For a migration, process as follows:
- Export each x.509 root certificate that should be migrated via the option Download Certificate of SEPPmail Secure E-Mail Gateway.
- For each certificate, please check and answer the checklist below (SEPPmail will need to verify your answers).
- Then submit these x.509 root certificates and their answers by opening a support ticket with support@seppmail.ch.
Root Certificate Evaluation Checklist
- Is the CA (Certificate Authority) well-known and reputable?
Only trust CAs with an established history of reliability and security. - Have you reviewed the official CPS/CP (Certificate Practice Statement/Certificate Policy)?
This document outlines the CA's practices and policies for issuing and managing certificates. - Are the signature algorithm and key length sufficiently strong?
Look for modern, robust algorithms (e.g., SHA-256 or higher) and adequate key lengths (e.g., RSA 2048-bit or higher, or secure ECC curves). - Is the certificate currently valid?

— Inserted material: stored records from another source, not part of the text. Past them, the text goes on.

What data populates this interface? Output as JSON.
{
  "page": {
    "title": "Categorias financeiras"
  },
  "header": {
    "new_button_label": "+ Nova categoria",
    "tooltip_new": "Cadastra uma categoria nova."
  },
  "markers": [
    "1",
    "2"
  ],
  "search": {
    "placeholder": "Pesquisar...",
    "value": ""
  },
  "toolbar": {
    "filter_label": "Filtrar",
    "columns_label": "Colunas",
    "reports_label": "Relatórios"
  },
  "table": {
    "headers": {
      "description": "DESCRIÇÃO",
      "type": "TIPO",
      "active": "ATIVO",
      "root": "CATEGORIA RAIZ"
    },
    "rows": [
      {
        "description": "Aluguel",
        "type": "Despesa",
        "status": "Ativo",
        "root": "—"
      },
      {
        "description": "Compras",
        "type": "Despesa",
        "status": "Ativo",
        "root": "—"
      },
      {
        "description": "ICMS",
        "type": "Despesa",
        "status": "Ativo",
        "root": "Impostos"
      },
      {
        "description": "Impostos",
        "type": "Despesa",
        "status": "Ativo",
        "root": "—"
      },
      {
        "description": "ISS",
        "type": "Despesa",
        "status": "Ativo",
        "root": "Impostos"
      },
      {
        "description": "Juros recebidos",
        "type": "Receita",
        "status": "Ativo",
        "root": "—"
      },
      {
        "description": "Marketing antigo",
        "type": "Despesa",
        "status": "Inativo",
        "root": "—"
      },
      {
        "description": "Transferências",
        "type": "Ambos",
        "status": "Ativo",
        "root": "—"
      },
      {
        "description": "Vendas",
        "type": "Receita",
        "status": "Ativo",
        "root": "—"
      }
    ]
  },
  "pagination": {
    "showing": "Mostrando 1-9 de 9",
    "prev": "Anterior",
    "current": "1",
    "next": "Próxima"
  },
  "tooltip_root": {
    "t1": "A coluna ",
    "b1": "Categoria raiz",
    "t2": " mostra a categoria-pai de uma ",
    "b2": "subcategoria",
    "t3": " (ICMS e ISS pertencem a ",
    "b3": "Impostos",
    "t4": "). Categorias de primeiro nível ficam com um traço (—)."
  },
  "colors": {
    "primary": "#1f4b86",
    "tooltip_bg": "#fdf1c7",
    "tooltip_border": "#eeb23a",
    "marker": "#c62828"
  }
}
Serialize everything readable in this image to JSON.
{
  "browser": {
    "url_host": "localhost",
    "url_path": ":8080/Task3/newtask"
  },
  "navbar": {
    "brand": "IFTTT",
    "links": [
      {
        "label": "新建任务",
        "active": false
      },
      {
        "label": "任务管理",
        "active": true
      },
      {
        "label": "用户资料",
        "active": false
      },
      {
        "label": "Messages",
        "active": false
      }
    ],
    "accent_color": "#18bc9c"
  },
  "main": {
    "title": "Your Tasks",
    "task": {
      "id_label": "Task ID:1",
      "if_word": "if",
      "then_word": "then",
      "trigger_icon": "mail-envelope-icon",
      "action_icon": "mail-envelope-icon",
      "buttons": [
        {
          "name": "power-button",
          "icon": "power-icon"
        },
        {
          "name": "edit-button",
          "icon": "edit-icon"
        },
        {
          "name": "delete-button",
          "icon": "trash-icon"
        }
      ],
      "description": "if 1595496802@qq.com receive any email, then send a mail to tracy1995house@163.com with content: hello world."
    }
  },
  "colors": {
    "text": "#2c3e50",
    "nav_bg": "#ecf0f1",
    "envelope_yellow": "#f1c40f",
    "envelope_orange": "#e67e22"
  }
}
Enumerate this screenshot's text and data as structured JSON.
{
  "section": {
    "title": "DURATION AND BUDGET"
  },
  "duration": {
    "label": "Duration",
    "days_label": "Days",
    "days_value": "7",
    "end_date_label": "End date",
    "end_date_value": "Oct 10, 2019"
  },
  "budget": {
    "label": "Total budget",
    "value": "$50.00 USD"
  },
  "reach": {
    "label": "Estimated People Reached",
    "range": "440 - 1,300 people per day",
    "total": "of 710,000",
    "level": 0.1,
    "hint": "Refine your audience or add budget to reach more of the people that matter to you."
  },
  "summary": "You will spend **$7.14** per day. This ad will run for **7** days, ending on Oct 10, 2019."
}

Verify that the "Not Before" and "Not After" dates encompass the present time. - Are the Basic Constraints correctly set (cA=TRUE)?
This is crucial; it confirms the certificate is a CA and can issue other certificates. - Are the Key Usage flags (keyCertSign, cRLSign) correctly set?
These flags indicate the certificate's permitted uses, specifically for signing other certificates and Certificate Revocation Lists. - Is there a valid CRL Distribution Point (CDP)?
A working CDP URL is essential for checking the revocation status of certificates issued by this CA. - Have you compared the fingerprint (hash) with the official source?
This is a vital step to ensure the certificate's integrity and authenticity, protecting against tampering. - Do you understand why you need to manually add this root certificate and the associated risks?
Manual trust should only be configured when necessary and with full awareness of the security implications.